Great vid! I don't even own a slingshot yet but from what I have worked out so far I will be shooting 9.5mm 3/8 steel in 5/8 kangaroo w/ 17 45 tubes attached to tube master sniper.

Would you recommend 18 42 cuffs for 17 45 tubes? Or can I just use 17 45 cuffs on the 17 45 tubes?

Really I have no idea what i'm doing but I would like to get close to my perfect setup on the first try :naughty:


----------



## Beanflip (Sep 11, 2010)

I started with 1745 also. But I shoot targets mostly and have found lighter tubes to be my preference. 2040 is good. I am using 2040 with 1842 cuffs.


----------



## ash (Apr 23, 2013)

JJSyd said:


> Great vid! I don't even own a slingshot yet but from what I have worked out so far I will be shooting 9.5mm 3/8 steel in 5/8 kangaroo w/ 17 45 tubes attached to tube master sniper.
> 
> Would you recommend 18 42 cuffs for 17 45 tubes? Or can I just use 17 45 cuffs on the 17 45 tubes?
> 
> Really I have no idea what i'm doing but I would like to get close to my perfect setup on the first try :naughty:


I reckon 1745 is too heavy for looped tubes to fire 3/8" steel. Single 1745 is good. Looped 2040 is also good.


----------



## Henry the Hermit (Jun 2, 2010)

Single 2040 is enough for 3/8 steel.


----------



## ash (Apr 23, 2013)

Yes indeed, I have a Fury set up with single 2040. I find the extra power of 1842 or 1745 more satisfying, though.

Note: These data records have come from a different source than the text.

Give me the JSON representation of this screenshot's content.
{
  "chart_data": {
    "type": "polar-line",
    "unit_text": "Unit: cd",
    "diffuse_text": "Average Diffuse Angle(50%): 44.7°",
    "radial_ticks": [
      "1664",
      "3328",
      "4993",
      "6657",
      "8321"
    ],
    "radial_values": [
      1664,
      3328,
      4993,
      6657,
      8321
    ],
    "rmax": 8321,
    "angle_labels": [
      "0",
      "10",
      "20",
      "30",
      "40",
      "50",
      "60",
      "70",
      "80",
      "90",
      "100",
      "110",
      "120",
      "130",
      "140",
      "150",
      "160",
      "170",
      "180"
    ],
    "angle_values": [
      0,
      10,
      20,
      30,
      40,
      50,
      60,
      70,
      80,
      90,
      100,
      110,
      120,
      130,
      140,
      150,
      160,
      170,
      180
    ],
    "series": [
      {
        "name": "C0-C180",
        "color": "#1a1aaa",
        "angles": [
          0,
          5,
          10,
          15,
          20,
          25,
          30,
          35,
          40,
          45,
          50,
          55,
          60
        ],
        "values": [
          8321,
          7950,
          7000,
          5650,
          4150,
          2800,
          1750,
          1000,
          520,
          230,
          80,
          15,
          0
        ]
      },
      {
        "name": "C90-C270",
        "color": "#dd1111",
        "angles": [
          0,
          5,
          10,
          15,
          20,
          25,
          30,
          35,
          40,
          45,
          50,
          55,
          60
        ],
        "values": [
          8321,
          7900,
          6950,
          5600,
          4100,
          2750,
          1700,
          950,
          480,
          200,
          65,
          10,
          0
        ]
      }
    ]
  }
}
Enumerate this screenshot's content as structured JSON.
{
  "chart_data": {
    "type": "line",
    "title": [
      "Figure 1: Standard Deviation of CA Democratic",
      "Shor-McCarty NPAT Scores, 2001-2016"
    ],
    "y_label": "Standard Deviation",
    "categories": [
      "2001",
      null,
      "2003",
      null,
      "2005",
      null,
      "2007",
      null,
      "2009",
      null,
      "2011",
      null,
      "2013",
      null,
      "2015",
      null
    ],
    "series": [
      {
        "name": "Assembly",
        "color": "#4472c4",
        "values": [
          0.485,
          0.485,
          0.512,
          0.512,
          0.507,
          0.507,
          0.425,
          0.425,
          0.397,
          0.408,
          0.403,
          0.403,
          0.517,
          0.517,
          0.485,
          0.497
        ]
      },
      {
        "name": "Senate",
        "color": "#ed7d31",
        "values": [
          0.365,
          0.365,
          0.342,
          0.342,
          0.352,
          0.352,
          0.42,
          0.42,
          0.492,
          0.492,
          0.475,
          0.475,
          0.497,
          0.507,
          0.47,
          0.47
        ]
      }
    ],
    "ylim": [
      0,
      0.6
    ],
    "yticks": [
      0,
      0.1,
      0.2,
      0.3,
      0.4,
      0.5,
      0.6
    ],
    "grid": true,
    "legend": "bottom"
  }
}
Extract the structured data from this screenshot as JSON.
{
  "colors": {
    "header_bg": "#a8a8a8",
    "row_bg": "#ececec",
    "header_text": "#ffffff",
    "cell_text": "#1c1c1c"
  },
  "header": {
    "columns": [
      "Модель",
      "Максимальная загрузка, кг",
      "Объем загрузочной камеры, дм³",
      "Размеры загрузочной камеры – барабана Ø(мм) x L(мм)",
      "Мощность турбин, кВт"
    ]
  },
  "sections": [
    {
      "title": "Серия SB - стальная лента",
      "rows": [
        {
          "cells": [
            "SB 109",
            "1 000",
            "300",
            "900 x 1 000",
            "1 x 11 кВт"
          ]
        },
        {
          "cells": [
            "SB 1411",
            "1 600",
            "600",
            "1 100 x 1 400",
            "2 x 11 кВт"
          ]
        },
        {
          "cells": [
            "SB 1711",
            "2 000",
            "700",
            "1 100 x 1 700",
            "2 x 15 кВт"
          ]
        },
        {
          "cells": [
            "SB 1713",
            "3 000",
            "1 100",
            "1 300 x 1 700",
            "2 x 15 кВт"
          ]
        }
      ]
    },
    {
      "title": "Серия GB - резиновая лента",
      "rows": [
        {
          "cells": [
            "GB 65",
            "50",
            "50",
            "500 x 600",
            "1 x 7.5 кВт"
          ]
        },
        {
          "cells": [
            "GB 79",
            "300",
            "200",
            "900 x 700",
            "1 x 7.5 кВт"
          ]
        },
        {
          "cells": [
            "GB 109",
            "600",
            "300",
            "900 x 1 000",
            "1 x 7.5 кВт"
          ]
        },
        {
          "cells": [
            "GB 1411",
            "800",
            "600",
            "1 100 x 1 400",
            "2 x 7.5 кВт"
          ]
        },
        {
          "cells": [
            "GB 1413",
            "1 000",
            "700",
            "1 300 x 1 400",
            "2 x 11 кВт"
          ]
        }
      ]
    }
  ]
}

That said, I do have a couple of 1745 equipped naturals that are real handslappers with 3/8" steel. Could be a case of too much pouch or the thick OTT tube protectors causing the slap, though.


----------



## JJSyd (May 11, 2014)

So much good info in this thread & site in general. Thanks guys!

Its funny that for the last week or so my idea of what to buy has changed each and every day hahaha. Yesterday I was 99% sure I was going with 1745 or 1842 w/ 3/8 steel. But now 2040 seems like the logical choice. I have 6 kids (5 boys) so i'm sure it wont go to waste...

Do ever get any slippage w/ the 1842 cuffs on the 2040 tube Beanflip?


----------



## Pl!nk (May 4, 2014)

Beanflip,

Thanks for the how-to video. Great info. I will be trying this way next.


----------



## Beanflip (Sep 11, 2010)

JJSyd said:


> So much good info in this thread & site in general. Thanks guys!
> 
> Its funny that for the last week or so my idea of what to buy has changed each and every day hahaha. Yesterday I was 99% sure I was going with 1745 or 1842 w/ 3/8 steel. But now 2040 seems like the logical choice. I have 6 kids (5 boys) so i'm sure it wont go to waste...
> 
> Do ever get any slippage w/ the 1842 cuffs on the 2040 tube Beanflip?


It's possible but I haven't had a problem. If you're stretching the tube set to an extreme you may notice some slippage. I use MJ's tube set length, 14 inches cut and looped.


----------